恋愛心理学〜心理学から見る親子関係と恋愛

心理学から見る親子関係と恋愛

 恋愛や結婚においてパ−トナ−を選ぶ時、 そこに実は、自分の親子関係が非常に影響しているのです。 そのからくりを検証してみようと思います。

 自分が成長の過程で、両親から様々なものを受け取って成長していきます。 それが、自分の物事に対する選択基準に影響を与えています。 そして、パートナー選びについては、次のような2点の傾向を選びます。

@親から子供時代に受けた傷を癒して欲しい
パ−トナ−には理想の親像を求めます。そのため、実際の親とは反対の性格を持ったパートナ−を選びがちになります。 相手に親の役割をしてもらい、それによって親子関係を再演して子供の時に受けた傷を癒してもらおうとしたりするのです。例えば、厳格な親の場合は優しいパ−トナ−を、無口で楽しくない親の場合には、よく話す楽しいパ−トナ−を選んだりするのです。

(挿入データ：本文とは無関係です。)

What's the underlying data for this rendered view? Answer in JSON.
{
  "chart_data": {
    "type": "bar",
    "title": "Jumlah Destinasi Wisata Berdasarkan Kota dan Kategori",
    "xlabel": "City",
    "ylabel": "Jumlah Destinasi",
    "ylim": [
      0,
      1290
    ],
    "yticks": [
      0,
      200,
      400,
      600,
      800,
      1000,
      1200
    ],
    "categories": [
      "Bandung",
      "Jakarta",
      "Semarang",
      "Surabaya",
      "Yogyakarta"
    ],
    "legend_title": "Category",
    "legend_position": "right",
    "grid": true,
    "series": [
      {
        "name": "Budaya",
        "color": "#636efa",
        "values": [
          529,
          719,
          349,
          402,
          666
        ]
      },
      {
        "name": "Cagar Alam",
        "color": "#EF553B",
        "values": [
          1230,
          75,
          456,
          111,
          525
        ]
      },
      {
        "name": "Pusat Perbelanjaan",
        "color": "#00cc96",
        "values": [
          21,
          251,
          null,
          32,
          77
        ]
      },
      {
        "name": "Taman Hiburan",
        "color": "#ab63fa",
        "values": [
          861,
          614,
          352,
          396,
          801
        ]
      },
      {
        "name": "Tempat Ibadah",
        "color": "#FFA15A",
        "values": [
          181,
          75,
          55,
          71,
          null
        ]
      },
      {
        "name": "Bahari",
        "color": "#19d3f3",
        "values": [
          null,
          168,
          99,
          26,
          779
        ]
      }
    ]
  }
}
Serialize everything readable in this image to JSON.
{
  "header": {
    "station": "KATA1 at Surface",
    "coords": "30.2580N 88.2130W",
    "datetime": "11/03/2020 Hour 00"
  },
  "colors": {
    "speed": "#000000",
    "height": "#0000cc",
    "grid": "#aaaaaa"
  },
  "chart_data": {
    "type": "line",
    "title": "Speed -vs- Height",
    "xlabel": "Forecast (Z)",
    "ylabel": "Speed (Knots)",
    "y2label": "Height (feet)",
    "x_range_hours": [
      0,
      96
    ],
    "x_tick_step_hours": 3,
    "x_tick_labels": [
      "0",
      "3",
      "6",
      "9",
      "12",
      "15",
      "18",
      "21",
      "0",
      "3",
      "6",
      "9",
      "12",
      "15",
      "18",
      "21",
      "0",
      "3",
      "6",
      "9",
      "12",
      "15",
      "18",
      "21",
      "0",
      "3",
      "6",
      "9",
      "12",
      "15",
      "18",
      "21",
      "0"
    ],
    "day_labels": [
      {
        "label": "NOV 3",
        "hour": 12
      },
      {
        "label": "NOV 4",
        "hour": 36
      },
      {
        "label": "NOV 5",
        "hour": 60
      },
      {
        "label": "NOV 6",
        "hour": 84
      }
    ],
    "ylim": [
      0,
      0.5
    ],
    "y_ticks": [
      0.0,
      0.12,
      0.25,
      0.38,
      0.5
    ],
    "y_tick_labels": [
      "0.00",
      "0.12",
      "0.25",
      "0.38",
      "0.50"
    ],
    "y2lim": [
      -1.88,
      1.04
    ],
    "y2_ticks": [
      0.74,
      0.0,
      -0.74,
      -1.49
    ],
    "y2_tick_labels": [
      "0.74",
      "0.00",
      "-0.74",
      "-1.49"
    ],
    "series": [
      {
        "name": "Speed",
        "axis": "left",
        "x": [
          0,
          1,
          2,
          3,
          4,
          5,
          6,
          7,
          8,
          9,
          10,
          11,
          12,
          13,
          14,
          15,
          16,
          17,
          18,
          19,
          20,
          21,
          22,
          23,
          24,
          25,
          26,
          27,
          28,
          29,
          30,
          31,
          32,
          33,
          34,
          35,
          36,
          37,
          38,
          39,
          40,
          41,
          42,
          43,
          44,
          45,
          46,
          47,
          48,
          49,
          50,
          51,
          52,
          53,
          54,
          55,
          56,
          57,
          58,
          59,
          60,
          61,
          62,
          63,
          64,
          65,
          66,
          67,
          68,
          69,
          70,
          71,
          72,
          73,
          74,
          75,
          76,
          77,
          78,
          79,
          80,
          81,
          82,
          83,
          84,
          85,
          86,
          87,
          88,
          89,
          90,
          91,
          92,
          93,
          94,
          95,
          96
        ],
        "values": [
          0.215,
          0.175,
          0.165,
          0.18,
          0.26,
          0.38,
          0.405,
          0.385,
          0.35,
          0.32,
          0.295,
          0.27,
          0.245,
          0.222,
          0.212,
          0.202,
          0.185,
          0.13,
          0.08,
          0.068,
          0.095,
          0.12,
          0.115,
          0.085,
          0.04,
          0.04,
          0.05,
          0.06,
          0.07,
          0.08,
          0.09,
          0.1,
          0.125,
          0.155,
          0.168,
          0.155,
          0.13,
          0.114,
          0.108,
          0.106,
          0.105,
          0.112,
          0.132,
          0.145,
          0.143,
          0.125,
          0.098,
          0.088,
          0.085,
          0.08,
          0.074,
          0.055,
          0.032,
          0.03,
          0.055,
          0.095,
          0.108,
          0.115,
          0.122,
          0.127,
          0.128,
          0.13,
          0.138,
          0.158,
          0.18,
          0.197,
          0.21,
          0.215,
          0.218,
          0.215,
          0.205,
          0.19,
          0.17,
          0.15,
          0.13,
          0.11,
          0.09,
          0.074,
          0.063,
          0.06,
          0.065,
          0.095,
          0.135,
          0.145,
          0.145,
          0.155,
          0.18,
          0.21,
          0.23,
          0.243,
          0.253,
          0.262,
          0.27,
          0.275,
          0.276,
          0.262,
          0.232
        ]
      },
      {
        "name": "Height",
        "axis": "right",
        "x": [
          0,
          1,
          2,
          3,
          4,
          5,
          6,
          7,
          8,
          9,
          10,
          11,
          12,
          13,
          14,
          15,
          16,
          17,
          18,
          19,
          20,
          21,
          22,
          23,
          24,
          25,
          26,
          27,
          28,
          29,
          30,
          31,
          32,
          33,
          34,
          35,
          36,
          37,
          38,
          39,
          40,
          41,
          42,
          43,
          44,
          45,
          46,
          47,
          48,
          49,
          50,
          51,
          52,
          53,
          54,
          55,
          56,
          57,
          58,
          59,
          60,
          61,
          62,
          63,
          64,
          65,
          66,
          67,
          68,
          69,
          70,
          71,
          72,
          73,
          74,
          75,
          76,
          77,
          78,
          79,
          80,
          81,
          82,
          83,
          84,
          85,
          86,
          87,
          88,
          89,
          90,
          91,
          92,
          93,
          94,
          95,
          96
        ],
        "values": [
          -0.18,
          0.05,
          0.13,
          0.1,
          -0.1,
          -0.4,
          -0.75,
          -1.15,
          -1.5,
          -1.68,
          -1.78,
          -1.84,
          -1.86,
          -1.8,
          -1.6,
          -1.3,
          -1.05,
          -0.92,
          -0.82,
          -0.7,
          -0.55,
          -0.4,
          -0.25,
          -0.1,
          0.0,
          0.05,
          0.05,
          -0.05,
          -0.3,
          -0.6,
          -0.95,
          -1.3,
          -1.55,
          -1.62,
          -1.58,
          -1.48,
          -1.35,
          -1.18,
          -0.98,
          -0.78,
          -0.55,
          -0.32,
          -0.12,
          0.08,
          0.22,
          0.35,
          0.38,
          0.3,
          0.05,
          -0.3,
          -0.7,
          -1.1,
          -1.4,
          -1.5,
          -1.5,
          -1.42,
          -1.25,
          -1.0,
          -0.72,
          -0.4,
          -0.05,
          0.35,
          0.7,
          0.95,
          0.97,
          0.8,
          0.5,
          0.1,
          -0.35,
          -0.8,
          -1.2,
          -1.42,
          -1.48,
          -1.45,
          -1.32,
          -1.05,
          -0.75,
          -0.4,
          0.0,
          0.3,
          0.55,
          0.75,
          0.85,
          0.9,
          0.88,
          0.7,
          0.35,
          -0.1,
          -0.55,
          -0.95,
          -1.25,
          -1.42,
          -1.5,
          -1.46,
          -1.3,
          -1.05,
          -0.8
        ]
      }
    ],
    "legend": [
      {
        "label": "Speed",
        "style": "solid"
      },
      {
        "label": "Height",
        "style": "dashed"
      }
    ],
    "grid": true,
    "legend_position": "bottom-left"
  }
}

A子供時代失った自己をパ−トナ−に見出し、パートナ−を理想化
自分はこうありたかったという子供時代、または現在の理想像をパートナ−に求めることがあります。 例えば、親のしつけが厳しかった人が天真爛漫な人に魅かれ、性的に厳しく育てられた人が大胆なセクシャリティ−に魅せられたりします。 このような親子関係によって傷ついた自己や失った自己を、恋愛関係で回復させようとするのです。

また、無意識のうちに、自分の親と似たパ−トナ−を選ぶことがあります。

@慣れ親しんだ環境に対しての愛着
人間とは、習慣の生き物です。そのため、無意識のうちに親や家庭環境に似たパートナ−に魅かれてしまう傾向もあります。幼児時代に両親が家にいることが少なくて淋しい思いをた人は面倒みのいい人を相手として選びたいと思うことがあるのです。

A同性の親の役割行動
パ−トナ−を選ぶ時に、異性の親を見てこんな人だけは絶対にパートナーとして選ぶまいと固く誓う時がありますね。 例えば、だらしのない父親がいます。子供はそんな父親を軽蔑しています。 パートナ−は絶対父のような男は嫌だと決意しますが、いざ付き合ってみると父親そっくりということがあります。

 このような場合、両親の関係を考えてみると、普段、だらしのない父親には、彼を支える母親がいます。 もしも、娘が母親のひたむきさや頑張りを素晴らしいと感じて、それを自分の中に取り込んだとしたらどうでしょう。 母親は父親の世話をするということに価値を見出しているため、 娘はそういう価値観を無意識のうちに受け取っていることも考えられるのです。

B私達がパ−トナ−を追い詰める
親から自分の存在を認めてもらうため、親の要求を満たすように成長します。 そして、親の要求に傷ついた時、親とは正反対の性格のパ−トナ−が欲しいと考えます。 しかし、親の要求にこたえることこそが親から存在を認めてもらえる唯一の方法だったため、 無意識のうちに親の価値観を自分にも取り入れて、そういった価値観をパ−トナ−にも満たすよう要求することがあるのです。